Jakarta, 8 Mei 2025 – Presiden Amerika Serikat (AS), Donald Trump, kembali menunjukkan sikap kerasnya dalam kebijakan perdagangan dengan China. Dalam konferensi pers di Gedung Putih, Trump dengan tegas menyatakan bahwa ia tidak akan mencabut tarif impor sebesar 145% yang dikenakan pada barang-barang dari China kecuali ada negosiasi langsung dengan Presiden China, Xi Jinping. “Tidak,” jawab Trump singkat saat ditanya oleh awak media apakah ia bersedia menurunkan bea masuk tersebut, seperti dilansir Bloomberg pada Mei 2025.

Pernyataan ini disampaikan menjelang pertemuan krusial antara pejabat tinggi AS dan China yang dijadwalkan pekan ini.

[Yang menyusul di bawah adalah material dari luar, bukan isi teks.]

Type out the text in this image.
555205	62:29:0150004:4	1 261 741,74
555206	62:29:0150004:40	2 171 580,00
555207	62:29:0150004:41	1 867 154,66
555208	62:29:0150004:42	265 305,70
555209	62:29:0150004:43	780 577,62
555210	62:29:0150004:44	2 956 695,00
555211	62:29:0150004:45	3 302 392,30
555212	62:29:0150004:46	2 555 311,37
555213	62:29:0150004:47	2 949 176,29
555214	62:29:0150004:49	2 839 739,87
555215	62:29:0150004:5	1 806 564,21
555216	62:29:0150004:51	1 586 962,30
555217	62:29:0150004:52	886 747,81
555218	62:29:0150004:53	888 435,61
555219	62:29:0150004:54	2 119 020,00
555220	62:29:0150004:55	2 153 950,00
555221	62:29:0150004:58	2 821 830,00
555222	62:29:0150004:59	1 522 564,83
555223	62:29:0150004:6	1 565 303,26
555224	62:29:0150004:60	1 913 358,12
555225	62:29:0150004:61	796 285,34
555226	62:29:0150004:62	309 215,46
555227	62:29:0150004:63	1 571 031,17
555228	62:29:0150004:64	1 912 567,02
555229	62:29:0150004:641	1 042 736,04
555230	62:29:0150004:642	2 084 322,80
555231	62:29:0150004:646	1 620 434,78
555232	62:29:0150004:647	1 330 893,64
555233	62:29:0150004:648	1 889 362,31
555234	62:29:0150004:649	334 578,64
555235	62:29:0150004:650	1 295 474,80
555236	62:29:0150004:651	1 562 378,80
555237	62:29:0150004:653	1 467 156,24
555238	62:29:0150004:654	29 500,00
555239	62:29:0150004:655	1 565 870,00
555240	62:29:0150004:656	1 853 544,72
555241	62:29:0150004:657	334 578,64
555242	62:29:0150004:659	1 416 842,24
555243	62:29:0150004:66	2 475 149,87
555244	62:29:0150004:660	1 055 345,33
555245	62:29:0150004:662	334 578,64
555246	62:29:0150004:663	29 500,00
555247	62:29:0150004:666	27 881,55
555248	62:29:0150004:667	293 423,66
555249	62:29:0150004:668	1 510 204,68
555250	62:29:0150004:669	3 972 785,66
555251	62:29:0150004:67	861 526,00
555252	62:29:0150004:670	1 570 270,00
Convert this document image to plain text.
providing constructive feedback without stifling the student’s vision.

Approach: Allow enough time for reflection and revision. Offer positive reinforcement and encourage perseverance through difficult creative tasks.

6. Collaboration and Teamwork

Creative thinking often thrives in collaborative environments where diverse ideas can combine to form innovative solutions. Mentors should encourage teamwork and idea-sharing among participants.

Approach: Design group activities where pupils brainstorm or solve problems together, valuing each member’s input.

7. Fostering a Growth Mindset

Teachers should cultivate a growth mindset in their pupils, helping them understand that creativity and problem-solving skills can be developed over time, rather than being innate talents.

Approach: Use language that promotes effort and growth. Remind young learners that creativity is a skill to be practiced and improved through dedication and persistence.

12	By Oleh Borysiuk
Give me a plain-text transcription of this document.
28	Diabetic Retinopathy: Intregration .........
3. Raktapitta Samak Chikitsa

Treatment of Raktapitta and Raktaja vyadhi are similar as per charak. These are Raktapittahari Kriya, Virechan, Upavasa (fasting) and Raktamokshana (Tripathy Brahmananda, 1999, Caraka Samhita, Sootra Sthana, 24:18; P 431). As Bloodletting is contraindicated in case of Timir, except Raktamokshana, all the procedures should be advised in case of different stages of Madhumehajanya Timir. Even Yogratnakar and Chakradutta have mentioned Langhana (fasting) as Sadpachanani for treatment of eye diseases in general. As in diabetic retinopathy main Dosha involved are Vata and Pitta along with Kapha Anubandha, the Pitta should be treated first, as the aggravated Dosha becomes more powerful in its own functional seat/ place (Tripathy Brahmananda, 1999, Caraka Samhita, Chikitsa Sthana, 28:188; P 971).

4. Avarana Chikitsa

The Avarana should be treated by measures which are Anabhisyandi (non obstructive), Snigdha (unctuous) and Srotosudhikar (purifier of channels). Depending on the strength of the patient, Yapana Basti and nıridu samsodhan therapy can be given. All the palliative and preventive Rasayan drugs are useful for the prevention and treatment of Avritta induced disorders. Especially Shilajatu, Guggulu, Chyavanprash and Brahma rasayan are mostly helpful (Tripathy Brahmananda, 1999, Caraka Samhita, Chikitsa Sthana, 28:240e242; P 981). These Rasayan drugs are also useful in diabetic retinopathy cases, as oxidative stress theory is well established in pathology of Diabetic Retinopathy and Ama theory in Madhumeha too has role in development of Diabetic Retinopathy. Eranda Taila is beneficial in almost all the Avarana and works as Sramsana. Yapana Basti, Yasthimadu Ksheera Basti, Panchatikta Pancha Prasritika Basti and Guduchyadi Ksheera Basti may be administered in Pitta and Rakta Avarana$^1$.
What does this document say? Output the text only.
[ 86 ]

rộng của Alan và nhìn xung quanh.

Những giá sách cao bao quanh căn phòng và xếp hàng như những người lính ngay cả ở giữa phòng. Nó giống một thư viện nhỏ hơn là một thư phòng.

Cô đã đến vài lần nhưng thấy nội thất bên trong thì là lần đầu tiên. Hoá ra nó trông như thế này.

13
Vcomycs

Menteri Keuangan AS, Scott Bessent, bersama Perwakilan Perdagangan AS, Jamieson Greer, akan bertemu dengan Wakil Perdana Menteri China, He Lifeng, untuk membahas solusi atas ketegangan perdagangan yang terus meningkat. Bessent menyebut tarif 145% ini sebagai “embargo ekonomi” yang tidak berkelanjutan, dan menegaskan bahwa target utama pertemuan adalah mencapai kesepakatan dagang yang adil bagi kedua negara.

Eskalasi Perang Dagang AS-China

Konflik perdagangan antara AS dan China bukanlah hal baru. Sejak dimulai pada 2018 di masa kepresidenan pertama Trump, kedua negara telah saling membalas dengan tarif tinggi. Setelah terpilih kembali pada 2024, Trump memperkeras kebijakan proteksionismenya dengan menaikkan tarif hingga 145% pada 2025—langkah yang disebut sebagai salah satu kebijakan paling agresif dalam sejarah perdagangan modern. Tujuannya adalah melindungi industri domestik AS, khususnya di sektor teknologi, manufaktur, dan pertanian, dari apa yang disebut Trump sebagai “praktik perdagangan tidak adil” oleh China.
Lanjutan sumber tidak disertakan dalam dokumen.